Korean court rules ban on rallies within 100m of presidential residence inconsistent with Constitution

Posted on : 2022-12-23 17:19 KST Modified on : 2022-12-23 17:19 KST
The court ruled that the provision restricted freedom of assembly and ruled that it be amended by May 31, 2024
Judges of the Constitutional Court of Korea sit at the bench in this undated file photo. (Kim Myoung-jin/The Hankyoreh)
Judges of the Constitutional Court of Korea sit at the bench in this undated file photo. (Kim Myoung-jin/The Hankyoreh)

The Constitutional Court of Korea has ruled that a legal clause prohibiting assembly near the president’s official residence is inconsistent with the Constitution as it excessively restricts freedom of assembly and demonstration.

The court concluded that banning all gatherings near the presidential residence, without having any exceptions, violates freedom of assembly, which is an essential component of attaining democracy.
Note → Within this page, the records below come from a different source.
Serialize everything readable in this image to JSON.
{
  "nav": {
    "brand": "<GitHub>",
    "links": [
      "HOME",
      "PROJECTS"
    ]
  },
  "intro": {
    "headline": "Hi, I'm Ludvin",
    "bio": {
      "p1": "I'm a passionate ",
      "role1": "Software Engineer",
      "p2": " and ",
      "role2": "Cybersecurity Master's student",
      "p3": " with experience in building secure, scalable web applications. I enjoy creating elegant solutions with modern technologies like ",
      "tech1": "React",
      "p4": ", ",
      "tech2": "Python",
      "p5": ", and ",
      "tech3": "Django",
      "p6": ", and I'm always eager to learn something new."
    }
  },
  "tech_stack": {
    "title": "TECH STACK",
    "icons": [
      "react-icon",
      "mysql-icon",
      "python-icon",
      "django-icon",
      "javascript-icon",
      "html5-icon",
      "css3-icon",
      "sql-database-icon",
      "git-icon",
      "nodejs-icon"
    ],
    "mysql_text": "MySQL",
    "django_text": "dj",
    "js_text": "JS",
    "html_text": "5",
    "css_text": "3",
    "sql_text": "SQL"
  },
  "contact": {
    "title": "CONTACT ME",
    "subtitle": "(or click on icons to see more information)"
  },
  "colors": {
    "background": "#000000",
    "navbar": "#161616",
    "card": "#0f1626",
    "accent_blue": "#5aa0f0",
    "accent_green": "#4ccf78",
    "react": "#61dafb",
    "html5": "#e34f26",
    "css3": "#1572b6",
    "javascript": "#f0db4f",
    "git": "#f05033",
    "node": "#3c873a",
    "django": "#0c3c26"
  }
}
The bench ruled that Article 11 of the Assembly and Demonstration Act, which levies a punishment of one year in prison or a fine of 1 million won (US$780) against those who “hold any outdoor assembly or stage any demonstration anywhere within a 100-meter radius from the boundary” of multiple official buildings, including the presidential residence, is unconstitutional as it violates the principle of proportionality.

While the court saw the legislative purpose, which is to protect the job and safety of the head of state, is justified, it found that banning all gatherings without exception is an excessive violation of fundamental rights, according to the ruling.

“The vicinity of the president’s residence is the place where people can most effectively convey their opinions, if they wish to express them to the president,” the court said in its decision. “Banning rallies near the president’s residence is not only restricting the places in which rallies can be held, but also restricts a key factor of the freedom of assembly.”

The court found that it was excessive to set the area near the president’s official residence as an area off-limits to rallies, and to ban rallies that do not pose harm.

“If a rally near the president’s residence is approved, public officials in charge of security and protection may suffer from some administrative inconveniences, but those inconveniences should be endured, considering that freedom of assembly is an essential component for the realization of democracy,” the court’s decision read.

The Constitutional Court also made a different judgment on the interpretation of the provisions of the Assembly and Demonstration Act made by the police, which have been banning rallies and demonstrations near the new presidential office in Yongsan.

The Assembly and Demonstration Act only prohibits rallies that are held within 100 meters of the president’s official residence, but interpretation of the legal provisions of that act are divided because in moving out of the Blue House, this administration has separated the president’s official residence from the president’s office.

The police have barred rallies near the presidential office in Yongsan, claiming that the president’s office should also be viewed as an official residence.

In response to that, the Constitutional Court stated in its decision that “the president’s official residence is a residential space for the president and the president’s family.” According to the decision, the court narrowly interpreted “official residence” as “public property used by the president and the president’s family for residential purposes. Since there are banquet rooms and reception rooms in addition to bedrooms and dining rooms, it is both a living space for the president and the president’s family as well as a place for the president to perform his or her duties.”

In other words, the court disagreed with the police’s interpretation, which reached beyond the scope of interpretation of the law.

However, since the case heard by the Constitutional Court was about the ban on rallies at the fountain in front of the Blue House at the time of the Moon Jae-in administration, it is not directly binding on the police’s notice of bans on rallies near the presidential office in Yongsan.

The Constitutional Court ruled that this section of the Assembly and Demonstration Act must be amended by May 31, 2024, so the National Assembly is likely to begin revising the bill next year.

The opinion of civic society is that the system ought to be improved to adequately guarantee the freedom of assembly.

“The Constitutional Court’s decision today puts the ball in the National Assembly’s court,” People's Solidarity for Participatory Democracy said in a statement on Thursday.

“The gradual progress on the freedom of assembly that citizens and groups have worked so hard to achieve has often been undone or reversed by the National Assembly, which has only strengthened the authority of the police and expanded the scope of their arbitrary interpretations.”

“The revision of the Assembly and Demonstration Act required by the Constitutional Court’s decision needs to do more than remove a minimum of risk.”

After the Constitutional Court ruled in June 2018 that a prohibition on assemblies near the office of the prime minister was unconstitutional, the National Assembly revised the law ambiguously, only allowing assemblies that “do not target the prime minister and that are unlikely to escalate on a large scale.”

“Given the debate about how ‘official residence’ should be interpreted in regard to assemblies and demonstrations near the presidential office, it’s too bad that the Constitutional Court didn’t reach its decision a little faster,” said Kim Seon-hyu, an attorney who has filed an administrative lawsuit against the police ban on assemblies near the presidential office.

Kim went on to say that “the law needs to be revised in accordance with the Constitutional Court’s ruling [that the freedom of assembly must be guaranteed].”